Income Driven Repayment Plan Formula
Federal student loan borrowers pay a percentage of their discretionary income 10 15 or 20 depending on the specific income driven repayment plan you choose.
Income driven repayment plan formula. Discretionary income is what you have left after taxes and an allowance for necessary spending such as food and shelter. The complete guide to income driven repayment plans. For graduates whose income is insufficient to pay back their federal student loans the government has created four income driven repayment plans to help make the process more affordable. Generally if a borrower s total student loan debt at graduation exceeds their annual income they will qualify for an income driven repayment plan says mark kantrowitz publisher and vice president.

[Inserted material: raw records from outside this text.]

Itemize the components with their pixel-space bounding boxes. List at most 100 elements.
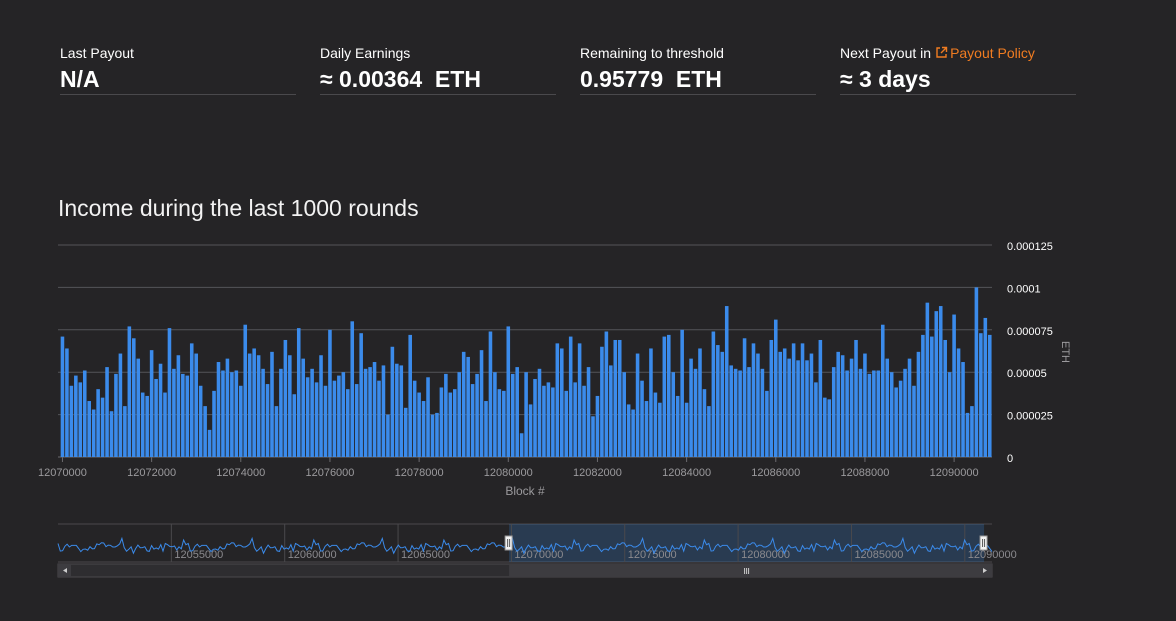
scrollbar-track <box>57 563 993 578</box>
bar <box>711 331 716 457</box>
bar <box>943 339 947 457</box>
bar <box>377 380 381 457</box>
navigator-tick-label: 12055000 <box>174 549 223 561</box>
bar <box>675 395 680 457</box>
bar <box>123 406 127 457</box>
bar <box>827 399 832 457</box>
bar <box>635 353 640 457</box>
bar <box>858 368 863 457</box>
bar <box>488 331 493 457</box>
bar <box>96 389 100 457</box>
bar-series <box>60 287 992 457</box>
bar <box>814 382 818 457</box>
bar <box>640 380 644 457</box>
bar <box>586 367 591 457</box>
bar <box>987 334 992 457</box>
bar <box>604 331 609 457</box>
bar <box>818 339 823 457</box>
bar <box>738 370 742 457</box>
bar <box>506 326 511 457</box>
bar <box>332 380 337 457</box>
bar <box>479 350 484 457</box>
bar <box>221 370 225 457</box>
x-tick-label: 12078000 <box>395 467 444 479</box>
bar <box>118 353 123 457</box>
bar <box>247 353 252 457</box>
bar <box>493 372 497 457</box>
bar <box>328 329 332 457</box>
bar <box>769 339 774 457</box>
bar <box>203 406 207 457</box>
bar <box>778 351 783 457</box>
bar <box>845 370 849 457</box>
next-payout-label: Next Payout in <box>840 45 932 61</box>
y-tick-label: 0.0001 <box>1007 283 1041 295</box>
bar <box>519 433 524 457</box>
bar <box>234 370 239 457</box>
x-tick-label: 12090000 <box>930 467 979 479</box>
bar <box>560 348 564 457</box>
bar <box>626 404 631 457</box>
bar <box>983 317 988 457</box>
bar <box>372 362 377 457</box>
bar <box>720 351 725 457</box>
bar <box>368 367 372 457</box>
bar <box>279 368 283 457</box>
payout-policy-link[interactable]: Payout Policy <box>950 45 1035 61</box>
bar <box>921 334 925 457</box>
bar <box>912 385 916 457</box>
bar <box>880 324 885 457</box>
stat-next-payout: Next Payout in Payout Policy ≈ 3 days <box>840 44 1076 95</box>
stat-value: ≈ 3 days <box>840 66 931 92</box>
bar <box>849 358 854 457</box>
bar <box>390 346 395 457</box>
x-tick-label: 12088000 <box>840 467 889 479</box>
bar <box>78 382 83 457</box>
bar <box>114 373 118 457</box>
bar <box>805 360 809 457</box>
bar <box>689 358 693 457</box>
bar <box>435 412 439 457</box>
bar <box>555 343 560 457</box>
x-tick-label: 12076000 <box>305 467 354 479</box>
bar <box>662 336 667 457</box>
bar <box>510 373 515 457</box>
bar <box>551 387 555 457</box>
bar <box>613 339 618 457</box>
bar <box>733 368 738 457</box>
bar <box>600 346 604 457</box>
bar <box>809 353 814 457</box>
bar <box>359 333 363 457</box>
bar <box>399 365 404 457</box>
bar <box>542 385 546 457</box>
bar <box>189 343 194 457</box>
y-axis-label: ETH <box>1059 341 1071 363</box>
chart-grid <box>58 244 992 458</box>
bar <box>885 358 890 457</box>
bar <box>537 368 542 457</box>
bar <box>252 348 256 457</box>
bar <box>649 348 653 457</box>
bar <box>609 365 613 457</box>
bar <box>791 343 796 457</box>
navigator-tick-label: 12060000 <box>288 549 337 561</box>
bar <box>876 370 881 457</box>
x-tick-label: 12072000 <box>127 467 176 479</box>
x-tick-label: 12086000 <box>751 467 800 479</box>
bar <box>314 382 319 457</box>
bar <box>925 302 930 457</box>
bar <box>354 384 359 457</box>
x-axis: 12070000 12072000 12074000 12076000 12078000… <box>38 457 979 479</box>
bar <box>466 356 470 457</box>
bar <box>867 373 872 457</box>
bar <box>952 314 956 457</box>
bar <box>82 370 87 457</box>
bar <box>292 394 297 457</box>
bar <box>622 372 626 457</box>
stat-label: Remaining to threshold <box>580 45 724 61</box>
y-tick-label: 0.000125 <box>1007 241 1053 253</box>
navigator-handle <box>504 535 513 551</box>
bar <box>796 360 800 457</box>
chart-title: Income during the last 1000 rounds <box>58 195 419 221</box>
y-tick-label: 0 <box>1007 453 1013 465</box>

Anyone who has a relatively high student loan payment compared to their income should know about the various income driven repayment plans available for federal student loans. After making payments for years you will have paid a total of and would receive in forgiveness compared to your current plan where you will pay over the next years. When applying for ibr the government looks at your income family size and state of residence to calculate your monthly payments. Your family size and location.
Income driven plans have features these plans lack like loan forgiveness but consider changing repayment plans if your calculated payment grows too big. Income driven repayment idr plans can lower your monthly payment based on your household income. Income based repayment ibr is a repayment plan available to federal student loan borrowers.